Mais prosaicamente, analisa The Times, não estamos “no Ruanda ou no Darfur, onde podemos deixar que centenas de milhares de pessoas sejam mortas, e em que o único impacto é nas nossas consciências. O que se passa na Líbia, em muitos aspetos, é mais próximo da Bósnia, onde os nossos interesses estavam muito mais em jogo”.

Mas perdeu-se muito tempo até chegar aqui, lamenta Le Temps. “Um tempo precioso foi delapidado em movimentações diplomáticas”, escreve o diário suíço. “Foi nisto que se tornou o nosso mundo de ‘governação suave’ depois da Guerra Fria, depois da grande mentira americana do Iraque. Já nenhum governo tem coragem de intervir ‘à antiga’, soltando uns quantos espiões no mato ou no deserto para, secretamente, apoiar uma guerrilha ou um movimento de libertação. O politicamente correto venceu a geopolítica. A legalidade ganhou terreno à justiça.”

A manutenção de Kadhafi: uma humilhação para os ocidentais

E agora? “A manutenção no poder de Kadhafi, será uma humilhação para todos os líderes ocidentais que quiseram a sua derrota. Não nos enganemos. Salvar Bengasi é entrar em guerra”, previne Le Figaro.

Ao anunciar o fim das suas operações militares, a 18 de março, o regime líbio pode ter alterado os dados. Mas se, mesmo assim, tentar reprimir a insurreição concentrada em torno de Bengasi, a comunidade internacional estará novamente perante uma ação militar que se anuncia “incerta”, escreve De Standaard. “Que faremos se as operações aéreas falharem?”, interroga-se o diário belga. “Entramos em solo líbio? E se Kadhafi usar a sua defesa antiaérea e os seus tanques nas zonas povoadas e morrerem civis durante um bombardeamento? Ficaremos surpreendidos se nos acusarem de neocolonialismo quando os países árabes estão orgulhosos por se libertarem a si próprios?

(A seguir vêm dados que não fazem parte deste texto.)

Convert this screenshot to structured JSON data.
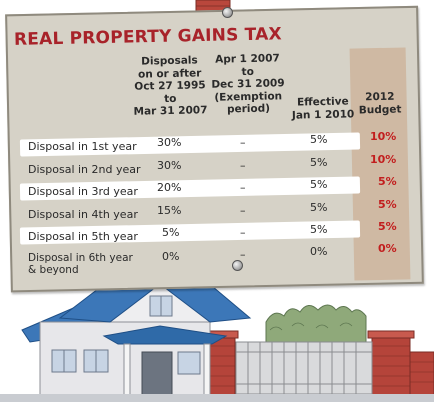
{
  "title": "REAL PROPERTY GAINS TAX",
  "columns": [
    "Disposals on or after Oct 27 1995 to Mar 31 2007",
    "Apr 1 2007 to Dec 31 2009 (Exemption period)",
    "Effective Jan 1 2010",
    "2012 Budget"
  ],
  "column_lines": [
    [
      "Disposals",
      "on or after",
      "Oct 27 1995",
      "to",
      "Mar 31 2007"
    ],
    [
      "Apr 1 2007",
      "to",
      "Dec 31 2009",
      "(Exemption",
      "period)"
    ],
    [
      "Effective",
      "Jan 1 2010"
    ],
    [
      "2012",
      "Budget"
    ]
  ],
  "rows": [
    {
      "label": "Disposal in 1st year",
      "v1": "30%",
      "v2": "–",
      "v3": "5%",
      "v4": "10%"
    },
    {
      "label": "Disposal in 2nd year",
      "v1": "30%",
      "v2": "–",
      "v3": "5%",
      "v4": "10%"
    },
    {
      "label": "Disposal in 3rd year",
      "v1": "20%",
      "v2": "–",
      "v3": "5%",
      "v4": "5%"
    },
    {
      "label": "Disposal in 4th year",
      "v1": "15%",
      "v2": "–",
      "v3": "5%",
      "v4": "5%"
    },
    {
      "label": "Disposal in 5th year",
      "v1": "5%",
      "v2": "–",
      "v3": "5%",
      "v4": "5%"
    },
    {
      "label": "Disposal in 6th year & beyond",
      "label_lines": [
        "Disposal in 6th year",
        "& beyond"
      ],
      "v1": "0%",
      "v2": "–",
      "v3": "0%",
      "v4": "0%"
    }
  ],
  "colors": {
    "title": "#a8232a",
    "budget_values": "#c21e1e",
    "board": "#d6d2c7",
    "roof": "#3c77b8",
    "wall": "#e7e7ea",
    "brick": "#b5443a",
    "hedge": "#7f9b6a"
  },
  "icons": [
    "push-pin-icon",
    "brick-chimney",
    "house-illustration",
    "metal-gate",
    "brick-pillar",
    "garden-hedge"
  ]
}
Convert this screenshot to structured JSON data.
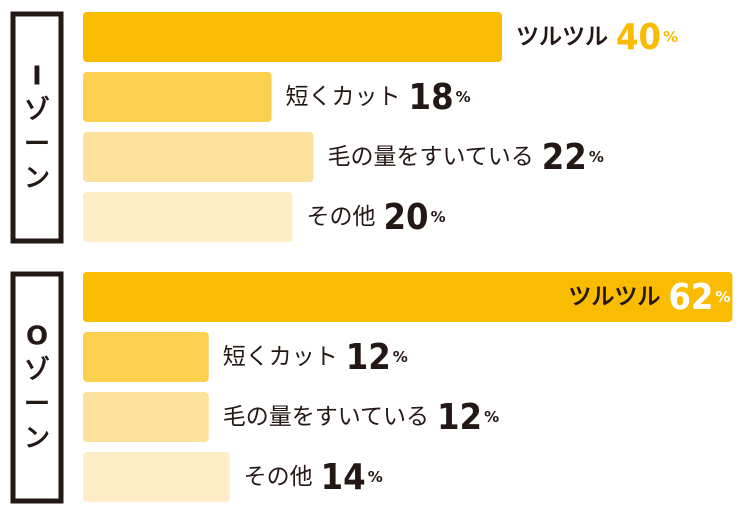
{
  "chart_data": [
    {
      "type": "bar",
      "zone": "Iゾーン",
      "categories": [
        "ツルツル",
        "短くカット",
        "毛の量をすいている",
        "その他"
      ],
      "values": [
        40,
        18,
        22,
        20
      ],
      "unit": "%"
    },
    {
      "type": "bar",
      "zone": "Oゾーン",
      "categories": [
        "ツルツル",
        "短くカット",
        "毛の量をすいている",
        "その他"
      ],
      "values": [
        62,
        12,
        12,
        14
      ],
      "unit": "%"
    }
  ],
  "colors": {
    "bar": [
      "#F9BC00",
      "#FBD04E",
      "#FCE29D",
      "#FEEDC6"
    ],
    "highlight_text": "#F9BC00",
    "inside_text": "#FFFFFF",
    "text": "#231815",
    "frame": "#231815"
  }
}
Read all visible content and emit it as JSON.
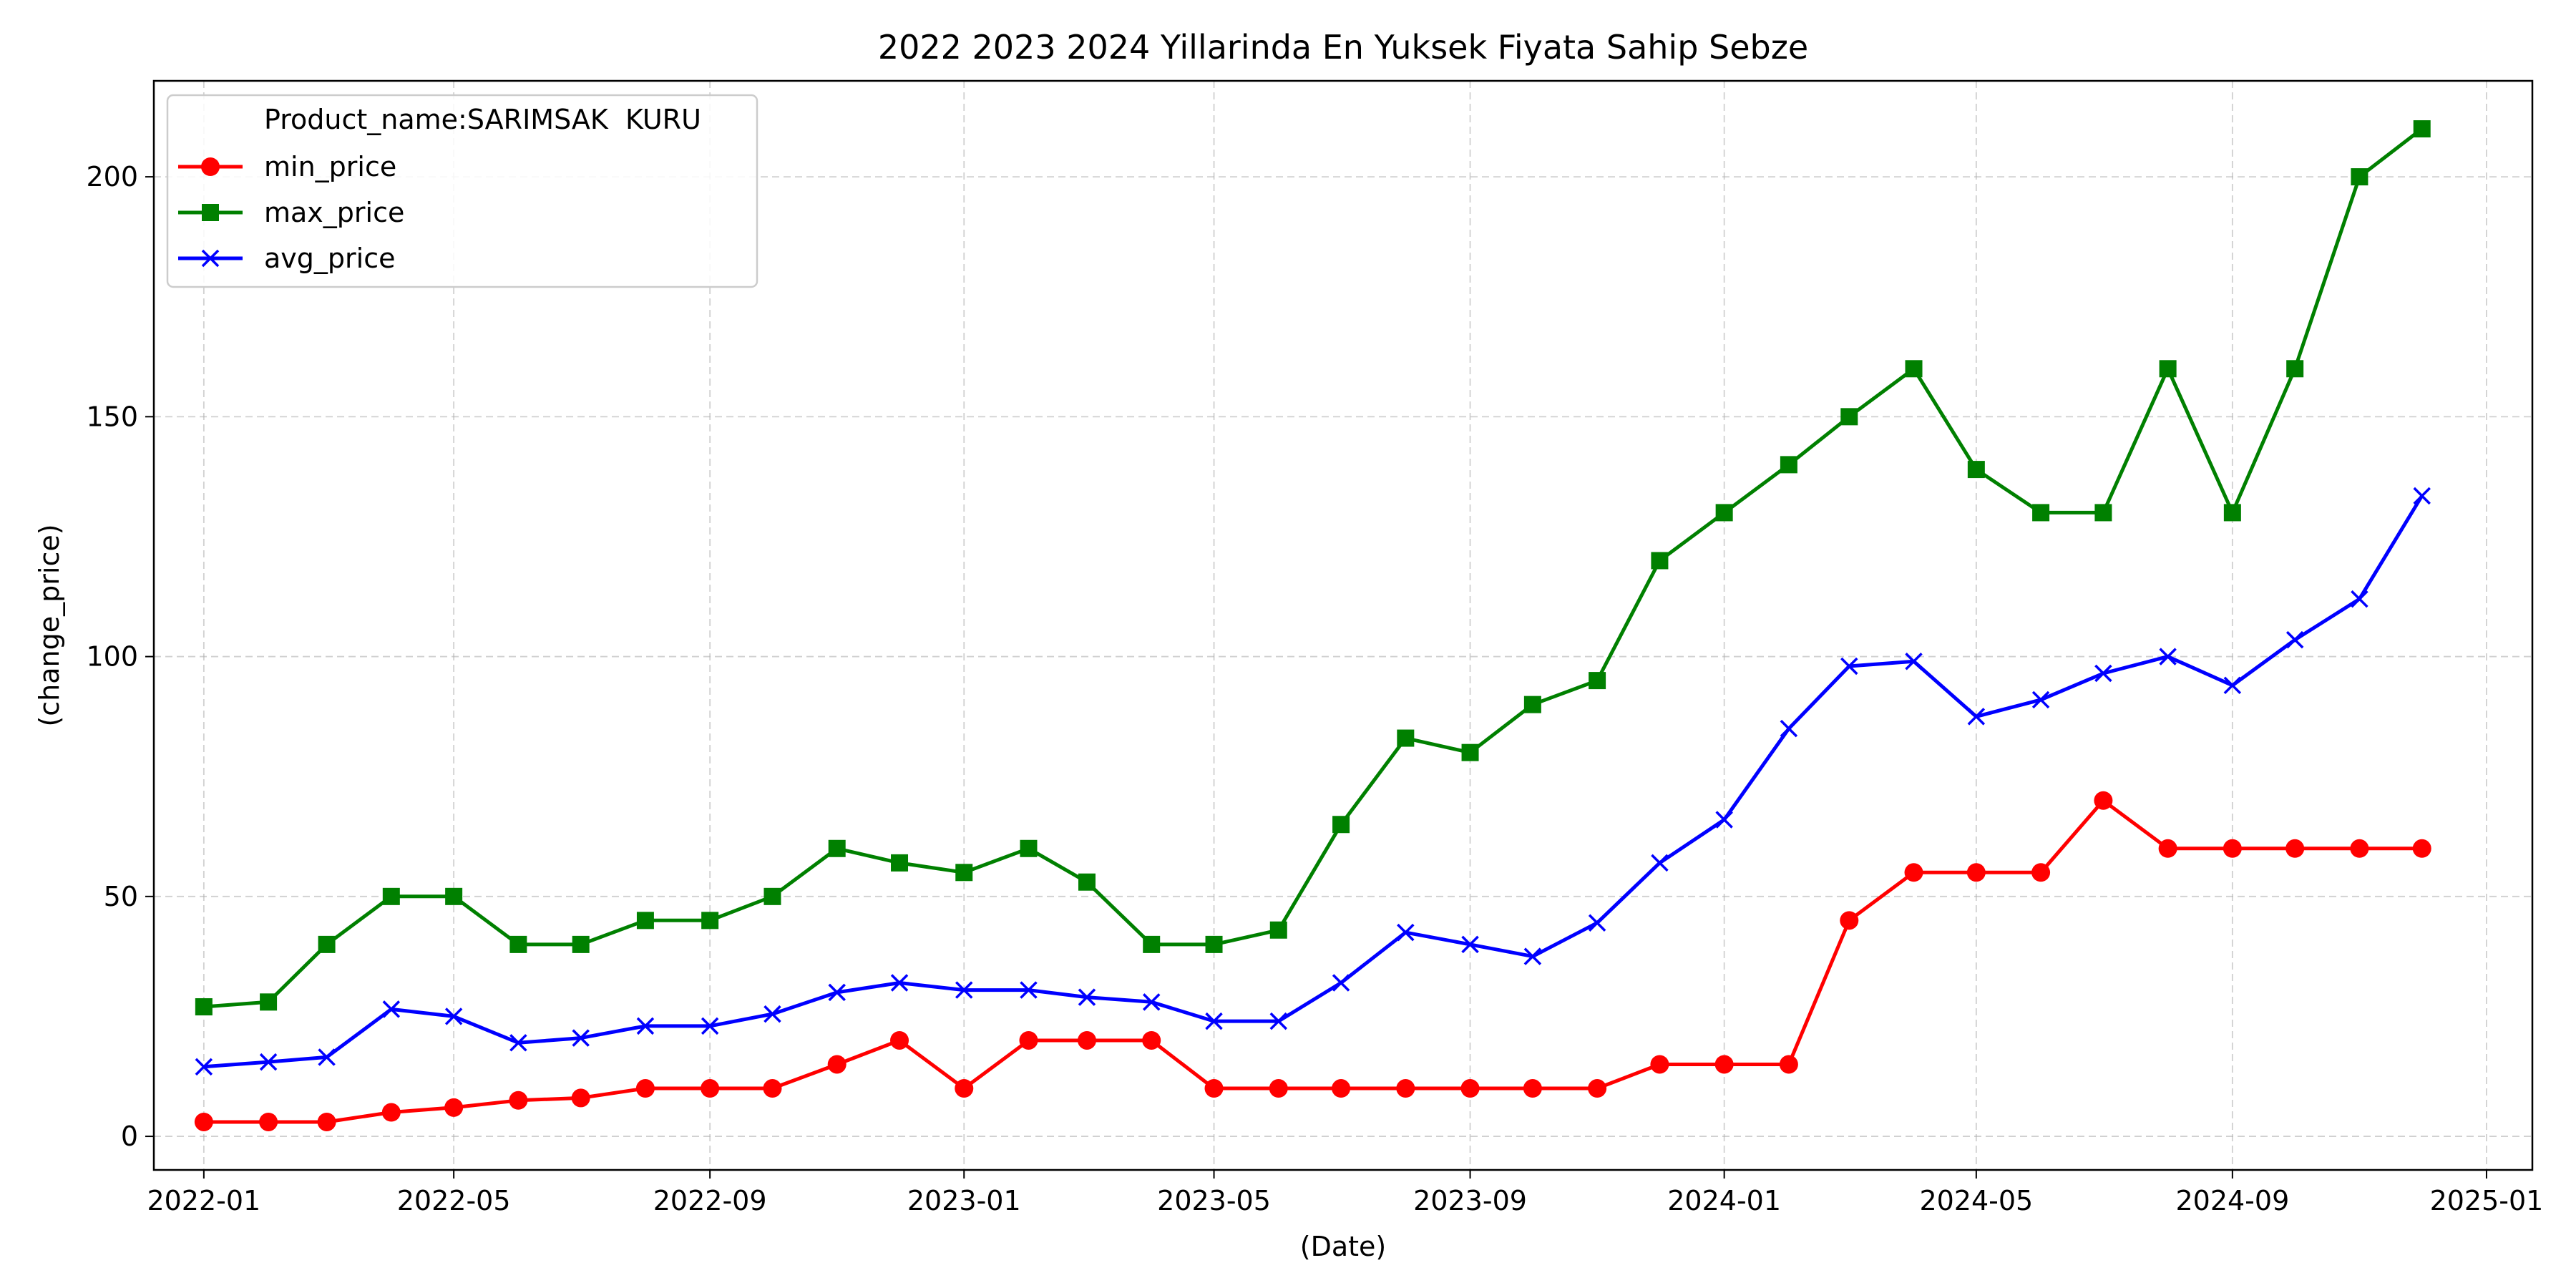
{
  "chart_data": {
    "type": "line",
    "title": "2022 2023 2024 Yillarinda En Yuksek Fiyata Sahip Sebze",
    "xlabel": "(Date)",
    "ylabel": "(change_price)",
    "x": [
      "2022-01",
      "2022-02",
      "2022-03",
      "2022-04",
      "2022-05",
      "2022-06",
      "2022-07",
      "2022-08",
      "2022-09",
      "2022-10",
      "2022-11",
      "2022-12",
      "2023-01",
      "2023-02",
      "2023-03",
      "2023-04",
      "2023-05",
      "2023-06",
      "2023-07",
      "2023-08",
      "2023-09",
      "2023-10",
      "2023-11",
      "2023-12",
      "2024-01",
      "2024-02",
      "2024-03",
      "2024-04",
      "2024-05",
      "2024-06",
      "2024-07",
      "2024-08",
      "2024-09",
      "2024-10",
      "2024-11",
      "2024-12"
    ],
    "x_range": [
      "2021-12-08",
      "2025-01-23"
    ],
    "xticks": [
      "2022-01",
      "2022-05",
      "2022-09",
      "2023-01",
      "2023-05",
      "2023-09",
      "2024-01",
      "2024-05",
      "2024-09",
      "2025-01"
    ],
    "ylim": [
      -7,
      220
    ],
    "yticks": [
      0,
      50,
      100,
      150,
      200
    ],
    "grid": true,
    "legend": {
      "placement": "top-left",
      "header": "Product_name:SARIMSAK  KURU"
    },
    "series": [
      {
        "name": "min_price",
        "color": "#ff0000",
        "marker": "circle",
        "values": [
          3,
          3,
          3,
          5,
          6,
          7.5,
          8,
          10,
          10,
          10,
          15,
          20,
          10,
          20,
          20,
          20,
          10,
          10,
          10,
          10,
          10,
          10,
          10,
          15,
          15,
          15,
          45,
          55,
          55,
          55,
          70,
          60,
          60,
          60,
          60,
          60
        ]
      },
      {
        "name": "max_price",
        "color": "#008000",
        "marker": "square",
        "values": [
          27,
          28,
          40,
          50,
          50,
          40,
          40,
          45,
          45,
          50,
          60,
          57,
          55,
          60,
          53,
          40,
          40,
          43,
          65,
          83,
          80,
          90,
          95,
          120,
          130,
          140,
          150,
          160,
          139,
          130,
          130,
          160,
          130,
          160,
          200,
          210
        ]
      },
      {
        "name": "avg_price",
        "color": "#0000ff",
        "marker": "x",
        "values": [
          14.5,
          15.5,
          16.5,
          26.5,
          25,
          19.5,
          20.5,
          23,
          23,
          25.5,
          30,
          32,
          30.5,
          30.5,
          29,
          28,
          24,
          24,
          32,
          42.5,
          40,
          37.5,
          44.5,
          57,
          66,
          85,
          98,
          99,
          87.5,
          91,
          96.5,
          100,
          94,
          103.5,
          112,
          133.5
        ]
      }
    ]
  }
}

“De um ponto de vista moral, não podemos senão apoiar a resolução da ONU”, diz De Standaard. Mas a zona de exclusão aérea é uma boa solução? “Depois do Iraque, sabemos que a guerra é imprevisível logo desde o primeiro dia e não conduz à democracia. Não será uma invasão mas, como demonstrou o exemplo do Kosovo em 1999, pode demorar muito tempo até que um ditador mude de opinião.”

União Europeia

Cameron e Sarkozy, os generais da UE

Com um David Cameron “que deu uma volta de 180 graus em direção ao intervencionismo” e um Nicolas Sarkozy, que passou “do zero ao infinito” em apenas alguns dias, a UE ficou com um “eixo franco-britânico [que] aspira a liderar a segurança europeia”, escreve José Ignacio Torreblanca, em El País. Os outros europeus, sobretudo a Alemanha, a Espanha e a Itália, opondo-se a uma intervenção na Líbia, estão neste momento perante “um imbróglio”, diz o diário madrileno: “respeitar os compromissos [uma intervenção, depois do voto da ONU] ou deixar as eventuais operações militares nas mãos desse míni diretório franco-britânico”. Uma vitória do ditador líbio seria difícil de suportar para a UE, adverte ainda El País. “A humilhação seria tripla”, por causa “da sua passividade inicial, pelas divisões que demonstrou” e “porque, a partir daí, teria de viver com a constante chantagem energética a que Kadhafi a submeteria”.